The Association of European Producers of Steel for Packaging (APEAL) has launched a report on How to recycle steel- Why steel packaging recycles forever. This follows their initial report on recycling published in 2018, which was reportedly focused on providing information about recycling and motivating a boost in the rates of recycling in Europe. The new report, APEAL notes, anticipates the changes that the industry will see in line with the European Green Deal, and specifically the Circular Economy Action Plan and the Packaging and Packaging Waste Directive, which will be reviewed this year.
“Our new report focuses on best practice in four key areas: optimised separate collection, collection and sorting of steel closures, scrap quality standards and design for recycling,” said Alexis Van Maercke, secretary general of APEAL. “It provides updated information relevant to all organisations and stakeholders, both in the public and private sector, wishing to learn more about a real and successful material recycling story.”
The report outlines that that although the Circular Economy Action Plan (CEAP) includes the requirement of packaging to be recyclable or reusable by 2030, this does not mean that packaging cannot still end up in landfill. Avoiding landfilling is a key step towards circularity, it notes, calling for a review of the Landfill Directive to address this issue, which would be in line with the association’s vision of landfilling zero steel packaging by 2025.
It goes on to recommend a “recycling hierarchy” for packaging that promotes materials that can be recycled repeatedly without losing their inherent properties. Distinguishing levels of recyclability in this way, it suggests, would be useful in the path towards circularity, and “enable Member States and EPR Schemes to factor this distinction in the eco-modulation of EPR fees.”
It is noted that to facilitate sorting, consumers should be informed how to properly recycle by avoiding placing an item made from one material inside one made from another. Consumers play an important role in effective recycling, the report adds, but they must have access to both the information and the correct infrastructure to be able to fulfil their role.
Providing the necessary, clearly communicated information is particularly important when it comes to parts of the packaging such as closures, which the report highlights as being one of the items most often recycled wrongly by consumers. In terms of closures, for sorting facilities that use trommels to sort by size, APEAL suggests adding “overband magnets” to flows to retrieve closures, preventing them from being incinerated or landfilled as part of the “residual waste flows” that they often end up in.
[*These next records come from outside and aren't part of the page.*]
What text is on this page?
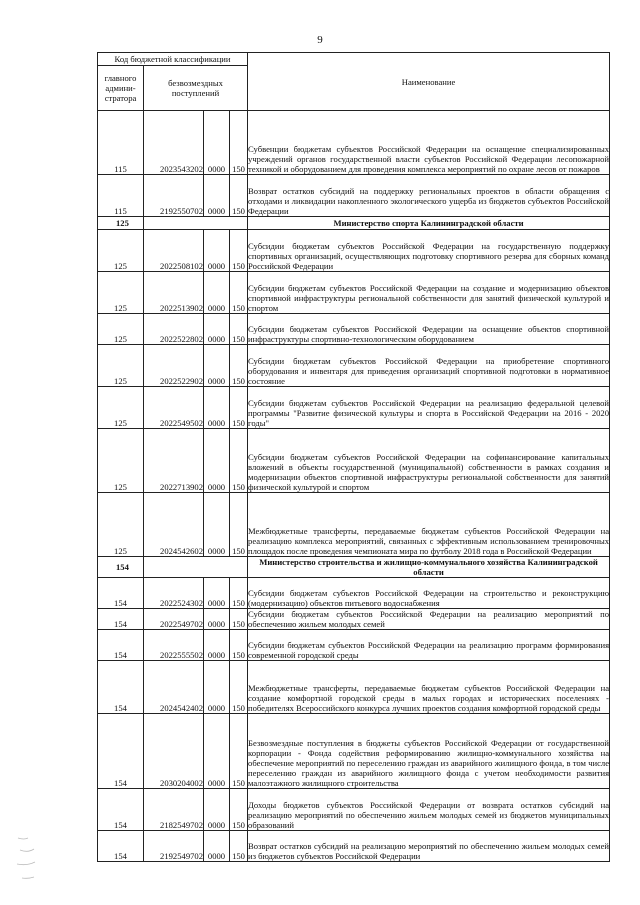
9
Код бюджетной классификации				Наименование
главного админи-стратора	безвозмездных поступлений			
115	2023543202	0000	150	Субвенции бюджетам субъектов Российской Федерации на оснащение специализированных учреждений органов государственной власти субъектов Российской Федерации лесопожарной техникой и оборудованием для проведения комплекса мероприятий по охране лесов от пожаров
115	2192550702	0000	150	Возврат остатков субсидий на поддержку региональных проектов в области обращения с отходами и ликвидации накопленного экологического ущерба из бюджетов субъектов Российской Федерации
125				Министерство спорта Калининградской области
125	2022508102	0000	150	Субсидии бюджетам субъектов Российской Федерации на государственную поддержку спортивных организаций, осуществляющих подготовку спортивного резерва для сборных команд Российской Федерации
125	2022513902	0000	150	Субсидии бюджетам субъектов Российской Федерации на создание и модернизацию объектов спортивной инфраструктуры региональной собственности для занятий физической культурой и спортом
125	2022522802	0000	150	Субсидии бюджетам субъектов Российской Федерации на оснащение объектов спортивной инфраструктуры спортивно-технологическим оборудованием
125	2022522902	0000	150	Субсидии бюджетам субъектов Российской Федерации на приобретение спортивного оборудования и инвентаря для приведения организаций спортивной подготовки в нормативное состояние
125	2022549502	0000	150	Субсидии бюджетам субъектов Российской Федерации на реализацию федеральной целевой программы "Развитие физической культуры и спорта в Российской Федерации на 2016 - 2020 годы"
125	2022713902	0000	150	Субсидии бюджетам субъектов Российской Федерации на софинансирование капитальных вложений в объекты государственной (муниципальной) собственности в рамках создания и модернизации объектов спортивной инфраструктуры региональной собственности для занятий физической культурой и спортом
125	2024542602	0000	150	Межбюджетные трансферты, передаваемые бюджетам субъектов Российской Федерации на реализацию комплекса мероприятий, связанных с эффективным использованием тренировочных площадок после проведения чемпионата мира по футболу 2018 года в Российской Федерации
154				Министерство строительства и жилищно-коммунального хозяйства Калининградской области
154	2022524302	0000	150	Субсидии бюджетам субъектов Российской Федерации на строительство и реконструкцию (модернизацию) объектов питьевого водоснабжения
154	2022549702	0000	150	Субсидии бюджетам субъектов Российской Федерации на реализацию мероприятий по обеспечению жильем молодых семей
154	2022555502	0000	150	Субсидии бюджетам субъектов Российской Федерации на реализацию программ формирования современной городской среды
154	2024542402	0000	150	Межбюджетные трансферты, передаваемые бюджетам субъектов Российской Федерации на создание комфортной городской среды в малых городах и исторических поселениях - победителях Всероссийского конкурса лучших проектов создания комфортной городской среды
154	2030204002	0000	150	Безвозмездные поступления в бюджеты субъектов Российской Федерации от государственной корпорации - Фонда содействия реформированию жилищно-коммунального хозяйства на обеспечение мероприятий по переселению граждан из аварийного жилищного фонда, в том числе переселению граждан из аварийного жилищного фонда с учетом необходимости развития малоэтажного жилищного строительства
154	2182549702	0000	150	Доходы бюджетов субъектов Российской Федерации от возврата остатков субсидий на реализацию мероприятий по обеспечению жильем молодых семей из бюджетов муниципальных образований
154	2192549702	0000	150	Возврат остатков субсидий на реализацию мероприятий по обеспечению жильем молодых семей из бюджетов субъектов Российской Федерации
Closures should be either disposed of with other steel packaging when the infrastructure can support that, or, for twist-off-closures, disposed off with the glass container, finding their way into recycling.
The report explains that “optimised separate collection” would be the most beneficial system for recyclable steel waste, and that this would be in line with the requirement of the Waste Frame Directive (WFD) to implement separate collection schemes for materials and categories of products. However, it notes, there is currently no European legal framework to specify how to set this up. It suggests that ideally, this would be done at a European level, and notes that the Joint Research Centre (JRC) aims to have a report on its ’Separate collection of municipal waste: Development of a harmonised EU model’ by the end of the year. However, it goes on to argue that any attempt at “harmonised separate collection” would need to consider the unique situation of each location, and, because of this, “emphasis on infrastructure harmonization would be more effective if done at [the] national level to deliver the quantity and quality of scrap materials to reach targets.”
Steel is identified as a permanent material in the sense that it can be recycled again and again without losing its properties. Although this means that it is not affected by the way that it is collected and sorted, these processes do affect how much and of what quality the steel fraction is. “In case of high-quality output form the sorting plant, no further treatment is needed prior to delivery to the recycling operation,” the report notes. It goes on to highlight the importance of having criteria for steel scrap to ensure a standard of quality.
Multilayer packaging, the report adds, poses an issue in terms of recycling. It recommends that mono materials should be used where possible, and when more than one material is used out of necessity, the different materials should be kept separate.